Antwoord van StaatssecretarisVijlbrief (Financiën), mede namens de Minister voor Buitenlandse
Handel en Ontwikkelingssamenwerking (ontvangen 5 maart 2020). Zie ook Aanhangsel Handelingen,
vergaderjaar 2019–2020, nr. 1234.
Vraag 1
Bent u bekend met het bericht «Overheid dekt nog steeds miljarden aan investeringen
in de fossiele industrie»?1
Antwoord 1
Ja, daar ben ik bekend mee.
Vraag 2
Hoe verklaart u dat de overheid via de exportkredietverzekering (EKV) nog steeds 36
keer meer dekking verstrekt aan fossiele brandstoffen dan duurzame energie? Hoe verhoudt
zich dat tot het Klimaatakkoord van Parijs?2
Antwoord 2
De cijfers die in het vermelde bericht worden gepresenteerd herken ik niet. Zoals
eerder aan de Kamer is gemeld was per ultimo 2018 31% van de bestaande verplichtingen
gerelateerd aan de olie- en gassector. Op dit moment – per eind oktober 2019 – is
4,6 miljard euro van de totale netto-verplichtingen van 15,2 miljard euro, oftewel
30%, fossiel-gerelateerd.
Ten aanzien van de samenstelling van de ekv-portefeuille is van belang te noemen dat
de ekv, een vraaggestuurd en generiek instrument dat niet specifiek gericht is op
energieprojecten, een weerspiegeling is van een aantal sectoren waarin het Nederlandse
bedrijfsleven een sterke exportpositie heeft, waarvan aannemerij voor offshore werkzaamheden
en levering van schepen de belangrijkste zijn. Bij de ekv gaat het meestal om verzekeringen
van substantiële transacties met een lange looptijd. Wijzigingen in een ekv-portefeuille,
die over vele jaren is opgebouwd, vinden geleidelijk plaats. Naar de toekomst kijkend
is het positief dat het Nederlandse bedrijfsleven, ook het bedrijfsleven dat historisch
sterk is in de olie- en gasindustrie, ook op het terrein van duurzame(re) energievormen
een sterke marktpositie ontwikkelt en dit vertaalt zich in een geleidelijke toename
van het aantal transacties voor deze sector. Zo is onlangs een polis afgegeven voor
een offshore wind-op-zee-project in Taiwan en het beleid is erop gericht om meer van
dergelijke transacties in verzekering te nemen.
Vraag 3
Hoe verklaart u dat van de totale kredietverstrekking van 17,7 miljard euro in de
periode 2012–2018 ongeveer 11 miljard euro ging naar dekking voor aan fossielgerelateerde
bedrijven?
Antwoord 3
Zie het antwoord op vraag 2.
Vraag 4
Bent u bereid te onderzoeken wat het effect is van de indirecte steun via de EKV voor
de fossiele industrie met een bedrag van ongeveer 1 miljard euro op de resultaten
van het Nederlandse internationale klimaatbeleid? Bent u bereid dit te onderzoeken?
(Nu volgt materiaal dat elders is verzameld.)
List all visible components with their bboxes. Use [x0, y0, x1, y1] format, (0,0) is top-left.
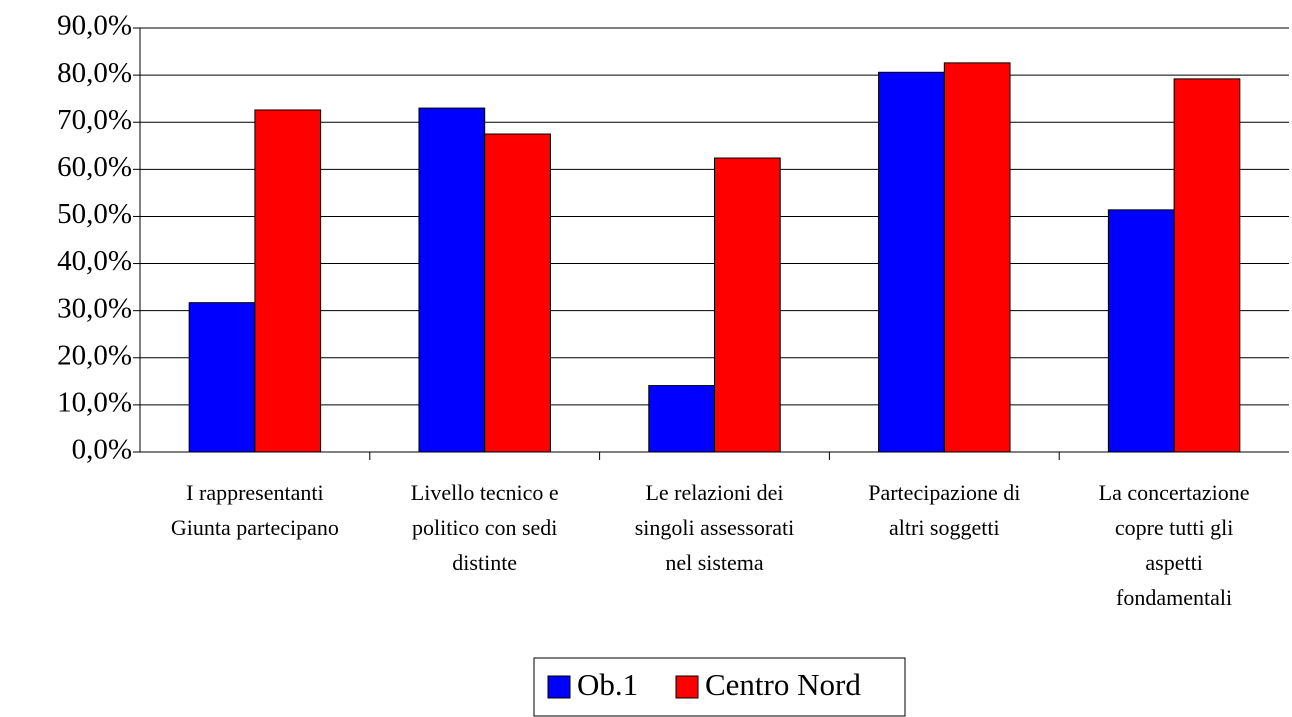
- x-tick-label: Partecipazione di altri soggetti: [868, 480, 1020, 540]
- bar: [418, 107, 486, 453]
- legend-swatch: [547, 675, 571, 699]
- x-tick-label-line: politico con sedi: [412, 515, 557, 540]
- bar: [1107, 209, 1175, 453]
- bar: [714, 157, 781, 453]
- y-tick-label: 80,0%: [57, 57, 132, 89]
- y-tick-label: 50,0%: [57, 198, 132, 230]
- x-tick-label: I rappresentanti Giunta partecipano: [171, 480, 339, 540]
- x-tick-label-line: copre tutti gli: [1115, 515, 1234, 540]
- bar: [943, 62, 1011, 453]
- x-tick-label-line: singoli assessorati: [635, 515, 795, 540]
- y-tick-label: 70,0%: [57, 104, 132, 136]
- x-tick-label-line: Livello tecnico e: [411, 480, 559, 505]
- x-tick-label-line: I rappresentanti: [186, 480, 323, 505]
- y-tick-label: 0,0%: [72, 434, 132, 466]
- x-tick-label-line: distinte: [452, 550, 517, 575]
- bar: [1173, 78, 1241, 453]
- legend-box: [533, 657, 906, 717]
- bar: [188, 302, 256, 453]
- legend-swatch: [675, 675, 699, 699]
- bar: [254, 109, 322, 453]
- x-tick-label-line: nel sistema: [665, 550, 764, 575]
- x-tick-label-line: Le relazioni dei: [645, 480, 783, 505]
- y-tick-label: 10,0%: [57, 387, 132, 419]
- x-tick-label-line: Partecipazione di: [868, 480, 1020, 505]
- y-tick-label: 90,0%: [57, 10, 132, 42]
- x-tick-label-line: aspetti: [1145, 550, 1202, 575]
- x-tick-label-line: altri soggetti: [889, 515, 1000, 540]
- x-tick-label: Le relazioni dei singoli assessorati nel s…: [635, 480, 795, 575]
- y-tick-label: 20,0%: [57, 339, 132, 371]
- bar: [878, 71, 945, 453]
- x-tick-label-line: fondamentali: [1116, 585, 1232, 610]
- y-tick-label: 60,0%: [57, 151, 132, 183]
- x-tick-label-line: Giunta partecipano: [171, 515, 339, 540]
- x-tick-label-line: La concertazione: [1099, 480, 1250, 505]
- bar: [484, 133, 551, 453]
- legend-label: Centro Nord: [705, 667, 861, 702]
- bar: [648, 385, 716, 453]
- x-tick-label: Livello tecnico e politico con sedi distin…: [411, 480, 559, 575]
- legend-label: Ob.1: [577, 667, 638, 702]
- x-tick-label: La concertazione copre tutti gli aspetti fo…: [1099, 480, 1250, 610]
- y-tick-label: 30,0%: [57, 292, 132, 324]
- y-tick-label: 40,0%: [57, 245, 132, 277]
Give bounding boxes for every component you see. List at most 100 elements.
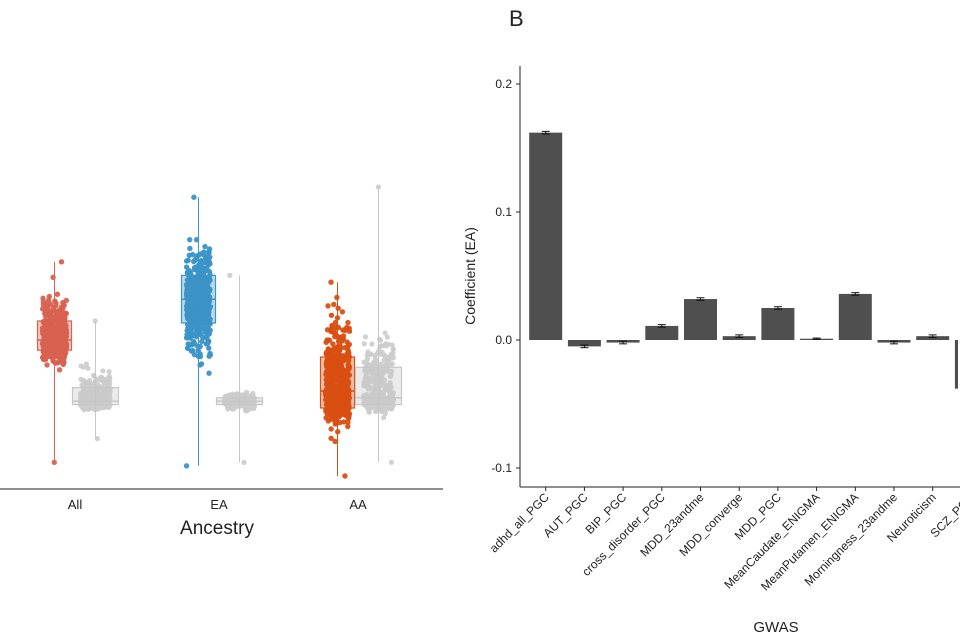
panel-label: B [509, 6, 524, 31]
sample-point [345, 319, 351, 326]
sample-point [328, 435, 334, 442]
sample-point [205, 321, 211, 327]
bar [529, 132, 563, 340]
sample-point [342, 473, 348, 479]
sample-point [61, 324, 67, 330]
bar [645, 325, 679, 340]
background-point [90, 390, 97, 396]
sample-point [186, 267, 192, 274]
sample-point [40, 342, 46, 348]
sample-point [39, 306, 46, 312]
sample-point [198, 257, 204, 264]
sample-point [330, 341, 336, 347]
sample-point [346, 341, 353, 348]
background-point [226, 392, 233, 398]
sample-point [42, 329, 48, 336]
bar [684, 299, 717, 340]
sample-point [206, 345, 212, 351]
sample-point [207, 286, 213, 292]
sample-point [340, 327, 346, 333]
sample-point [191, 325, 197, 331]
sample-point [197, 288, 204, 295]
sample-point [328, 312, 335, 318]
bar [954, 340, 958, 389]
background-point [85, 365, 91, 371]
x-ticks: All EA AA [68, 497, 367, 512]
background-point [102, 380, 108, 387]
background-box [71, 387, 120, 406]
selected-box [36, 320, 73, 351]
sample-point [199, 338, 205, 345]
sample-point [190, 286, 196, 292]
sample-point [194, 253, 200, 259]
background-point [381, 415, 387, 421]
background-point [227, 272, 233, 278]
background-point [361, 341, 367, 347]
sample-point [206, 370, 212, 376]
background-point [365, 349, 371, 355]
sample-point [46, 352, 53, 358]
sample-point [191, 340, 198, 346]
selected-box [319, 356, 356, 409]
sample-point [44, 307, 50, 313]
background-point [94, 436, 100, 442]
bar [838, 293, 872, 340]
sample-point [49, 333, 55, 340]
sample-point [197, 331, 204, 337]
sample-point [60, 356, 67, 362]
x-axis-title: Ancestry [180, 518, 254, 539]
sample-point [185, 345, 191, 351]
background-point [85, 406, 91, 413]
background-point [87, 381, 93, 387]
background-point [244, 389, 250, 395]
sample-point [335, 344, 342, 351]
sample-point [186, 252, 193, 258]
x-ticks: adhd_all_PGCAUT_PGCBIP_PGCcross_disorder… [487, 487, 960, 594]
background-point [389, 406, 395, 412]
sample-point [39, 325, 46, 331]
sample-point [207, 277, 213, 283]
background-point [381, 357, 387, 363]
sample-point [323, 339, 329, 346]
sample-point [206, 353, 212, 359]
sample-point [328, 279, 334, 285]
background-point [98, 374, 104, 380]
sample-point [193, 329, 200, 335]
sample-point [327, 411, 334, 418]
sample-point [187, 245, 193, 252]
sample-point [198, 262, 204, 268]
sample-point [202, 329, 208, 336]
background-point [80, 364, 86, 370]
background-point [388, 459, 395, 465]
y-tick-label: -0.1 [491, 461, 512, 475]
background-point [100, 368, 106, 374]
sample-point [328, 426, 334, 432]
sample-point [192, 298, 199, 305]
background-point [81, 378, 87, 384]
x-tick-label: EA [210, 497, 228, 512]
sample-point [185, 288, 191, 294]
sample-point [58, 259, 65, 265]
sample-point [47, 321, 53, 328]
background-point [106, 368, 112, 375]
sample-point [204, 334, 210, 340]
sample-point [55, 360, 61, 366]
sample-point [191, 314, 198, 321]
bar [761, 308, 795, 340]
background-point [382, 406, 388, 412]
sample-point [187, 236, 193, 243]
sample-point [201, 315, 207, 321]
sample-point [206, 268, 213, 275]
background-point [83, 391, 89, 397]
sample-point [203, 341, 209, 347]
background-point [372, 352, 378, 359]
sample-point [346, 325, 352, 331]
sample-point [193, 237, 200, 243]
background-point [97, 394, 103, 400]
background-point [366, 409, 372, 415]
sample-point [329, 328, 335, 335]
background-point [369, 341, 375, 347]
ancestry-box-plot: All EA AA Ancestry [0, 184, 443, 539]
sample-point [334, 294, 340, 301]
sample-point [202, 278, 209, 285]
Kunt u uw antwoord toelichten?
Antwoord 4
De inzet van het kabinet is gericht op vergroening van de ekv-portefeuille. Dit is
onder meer toegelicht in de aanbiedingsbrief van de meest recente Monitor Exportkredietverzekeringen
(Kamerstuk 26 485, nr.314) en recent toegelicht tijdens de Algemene Financiële Beschouwingen in de Eerste Kamer
(Kamerstuk EK 2019/2020, nr. 7, item 8. Het beleid beoogt het aantal groene transacties binnen de portefeuille te vergroten.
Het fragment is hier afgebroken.